After five years' work, Darden asked her boss about a transfer to an engineering group and was refused. Darden thought about his answer carefully, then took a career risk: She asked her boss's boss, a director, why men could do that job and not women.
Darden was prepared to go back to her original job, teaching, if she was fired from NASA, but the response from the director was simple: No one had asked that question before. She was promptly transferred. Darden worked on many supersonic projects with the engineering group, and in her retirement, she now gives speeches to public school students about how to pursue their dreams.
She explained that it was through taking extra classes, and through attending faraway training opportunities while teaching full time, that she picked up the qualifications to work at NASA. She called for giving as many opportunities as possible to young people.
"We do need our young, bright people prepared to do work in space, and that's all of our students," she said. "We need to include our public schools. We need them to be top notch, and we need our teachers to be qualified."

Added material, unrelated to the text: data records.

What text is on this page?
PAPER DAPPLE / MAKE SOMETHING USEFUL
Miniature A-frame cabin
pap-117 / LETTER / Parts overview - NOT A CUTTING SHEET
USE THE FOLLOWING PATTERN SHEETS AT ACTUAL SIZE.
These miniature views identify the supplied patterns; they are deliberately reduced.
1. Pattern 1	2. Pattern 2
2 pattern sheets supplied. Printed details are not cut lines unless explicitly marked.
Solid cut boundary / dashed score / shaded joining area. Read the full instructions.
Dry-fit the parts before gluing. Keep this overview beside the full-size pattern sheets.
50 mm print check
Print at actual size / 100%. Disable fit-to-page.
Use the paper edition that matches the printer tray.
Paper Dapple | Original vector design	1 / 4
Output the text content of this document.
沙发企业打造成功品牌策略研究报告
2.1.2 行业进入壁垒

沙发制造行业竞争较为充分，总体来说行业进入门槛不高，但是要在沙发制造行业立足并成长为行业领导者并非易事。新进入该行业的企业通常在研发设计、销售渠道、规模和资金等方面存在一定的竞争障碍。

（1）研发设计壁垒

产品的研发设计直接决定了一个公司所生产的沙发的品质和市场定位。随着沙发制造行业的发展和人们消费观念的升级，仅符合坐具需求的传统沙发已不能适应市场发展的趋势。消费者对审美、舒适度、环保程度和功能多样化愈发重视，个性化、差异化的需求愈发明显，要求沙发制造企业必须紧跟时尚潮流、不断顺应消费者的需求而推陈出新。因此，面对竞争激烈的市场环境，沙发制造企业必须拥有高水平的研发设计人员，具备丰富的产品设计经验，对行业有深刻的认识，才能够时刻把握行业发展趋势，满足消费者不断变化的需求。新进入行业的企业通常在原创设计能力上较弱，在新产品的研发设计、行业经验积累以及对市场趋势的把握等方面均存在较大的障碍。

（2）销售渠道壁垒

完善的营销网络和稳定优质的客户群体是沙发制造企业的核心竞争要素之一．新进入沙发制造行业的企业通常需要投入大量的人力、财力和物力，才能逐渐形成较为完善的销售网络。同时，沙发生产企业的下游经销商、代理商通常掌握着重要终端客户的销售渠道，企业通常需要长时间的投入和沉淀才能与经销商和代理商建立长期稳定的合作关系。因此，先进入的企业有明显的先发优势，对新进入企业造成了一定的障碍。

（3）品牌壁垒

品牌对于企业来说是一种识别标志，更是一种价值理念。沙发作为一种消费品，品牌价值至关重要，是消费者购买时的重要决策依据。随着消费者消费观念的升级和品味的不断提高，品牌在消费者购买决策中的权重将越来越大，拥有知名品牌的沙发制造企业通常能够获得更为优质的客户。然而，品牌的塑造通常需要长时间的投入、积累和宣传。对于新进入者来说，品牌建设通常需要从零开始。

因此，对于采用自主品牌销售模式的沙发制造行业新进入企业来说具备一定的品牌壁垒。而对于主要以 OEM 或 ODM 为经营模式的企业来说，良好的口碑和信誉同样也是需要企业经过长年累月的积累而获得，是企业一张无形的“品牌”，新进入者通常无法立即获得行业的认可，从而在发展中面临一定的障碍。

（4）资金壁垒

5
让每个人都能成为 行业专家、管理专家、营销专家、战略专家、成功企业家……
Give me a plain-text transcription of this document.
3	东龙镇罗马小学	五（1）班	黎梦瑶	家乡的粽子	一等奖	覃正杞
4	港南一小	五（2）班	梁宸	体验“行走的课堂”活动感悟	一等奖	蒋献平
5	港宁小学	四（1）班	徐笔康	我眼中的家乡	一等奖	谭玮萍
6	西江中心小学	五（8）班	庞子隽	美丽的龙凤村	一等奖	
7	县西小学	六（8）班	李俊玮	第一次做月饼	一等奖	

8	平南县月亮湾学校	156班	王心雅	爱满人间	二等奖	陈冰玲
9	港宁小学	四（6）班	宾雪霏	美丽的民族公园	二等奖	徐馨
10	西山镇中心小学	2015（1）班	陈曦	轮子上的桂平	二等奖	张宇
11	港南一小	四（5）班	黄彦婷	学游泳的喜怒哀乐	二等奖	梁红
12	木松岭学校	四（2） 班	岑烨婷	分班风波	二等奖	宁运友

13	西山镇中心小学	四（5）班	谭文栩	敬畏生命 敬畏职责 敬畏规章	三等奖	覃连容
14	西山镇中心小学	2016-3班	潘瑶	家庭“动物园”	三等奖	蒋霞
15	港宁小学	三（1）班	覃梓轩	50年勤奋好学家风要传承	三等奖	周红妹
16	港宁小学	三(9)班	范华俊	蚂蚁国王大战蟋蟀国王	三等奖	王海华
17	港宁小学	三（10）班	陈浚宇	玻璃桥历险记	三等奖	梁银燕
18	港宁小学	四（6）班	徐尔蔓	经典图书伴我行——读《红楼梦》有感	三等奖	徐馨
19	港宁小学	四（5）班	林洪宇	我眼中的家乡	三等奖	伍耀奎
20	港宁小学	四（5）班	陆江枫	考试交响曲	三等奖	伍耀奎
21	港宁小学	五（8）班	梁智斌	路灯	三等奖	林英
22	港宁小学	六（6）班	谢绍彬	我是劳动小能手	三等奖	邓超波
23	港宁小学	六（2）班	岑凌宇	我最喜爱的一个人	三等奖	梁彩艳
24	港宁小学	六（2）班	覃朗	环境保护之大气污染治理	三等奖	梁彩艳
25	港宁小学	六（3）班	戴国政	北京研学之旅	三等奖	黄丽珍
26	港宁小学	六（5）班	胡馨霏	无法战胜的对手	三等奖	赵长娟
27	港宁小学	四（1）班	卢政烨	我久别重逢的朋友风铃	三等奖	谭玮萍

Another speaker was on the front lines of Apollo science: Harrison (Jack) Schmitt, a geologist-astronaut who flew to the moon's Taurus-Littrow highlands with Eugene Cernan in 1972 as a part of the Apollo 17 mission. Schmitt is the only scientist to practice his craft directly on another world. He gave a narration of that mission, occasionally pointing to lessons from it that NASA could use today.
Schmitt found orange soil on the moon that consisted of volcanic glass beads; decades later, scientists analyzing samples from that region discovered that there were also water molecules, invisible to instruments in the 1970s. Schmitt, 83, continues working on the science. Recently, with the help of friends familiar with extracting subtle color information from pictures, he released a brand-new image of the orange soil showing vivid hues of orange and red never captured in NASA pictures before.
"I finally got the colors right," Schmitt said.
In his talk, he sprinkled in tips for future moon explorers: Make sure you have a big rocket like the Saturn V, hire management that is young and ready to adapt to situations quickly, and keep looking back at the old samples that the Apollo astronauts picked up between 1969 and 1972. "I don't recommend that as your only mission," Schmitt added, explaining that he would like new samples collected as well.
As for what modern moon exploration could look like, Scott Pace, the National Space Council's executive director, gave some recommendations for explorers to consider. But before he did that, he squashed the old argument that we've been to the moon before and, therefore, have no need to return. "Maybe your grandfather did that, or your Ph.D. dissertation advisor did that, but a new generation has not journeyed beyond low Earth orbit in a very, very long time," he said.
The key to a successful lunar return will be thinking smartly and building a sustainable architecture, he added. One step would be to create an orbiting fuel depot — a possible function for NASA's planned Gateway space station — for missions to the moon and Mars, he said. He also called for a network of private entrepreneurs, universities and governments working collectively, each contributing via its own field of expertise.
"We need science guided by the community," Pace said, referring obliquely to the decadal surveys and other methods that NASA and other science agencies use to guide their program planning. One recommendation he relayed from the community was to build a station at the lunar south pole, where there is more continuous sunlight and thus less stress on machinery from day-night cycles.
Pace acknowledged that a five-year deadline for a human landing is tight, but added it has one advantage over a decadeslong cadence of launches: "You need focus and priority — you cannot be snared in options. There's a clarifying nature to having a near-term stressing goal," he said.
USRA was established in 1969 to help scientists and scholars study the lunar rocks and regolith (soil) that astronauts trucked back from the moon, between 1969 and 1972. The group's 50th anniversary this year coincides with the 50th anniversary of the first moon landing, which falls on July 20. USRA's mandate today is greatly expanded to include matters such as education programs, aerospace policies, and operating and managing a number of facilities through partnerships.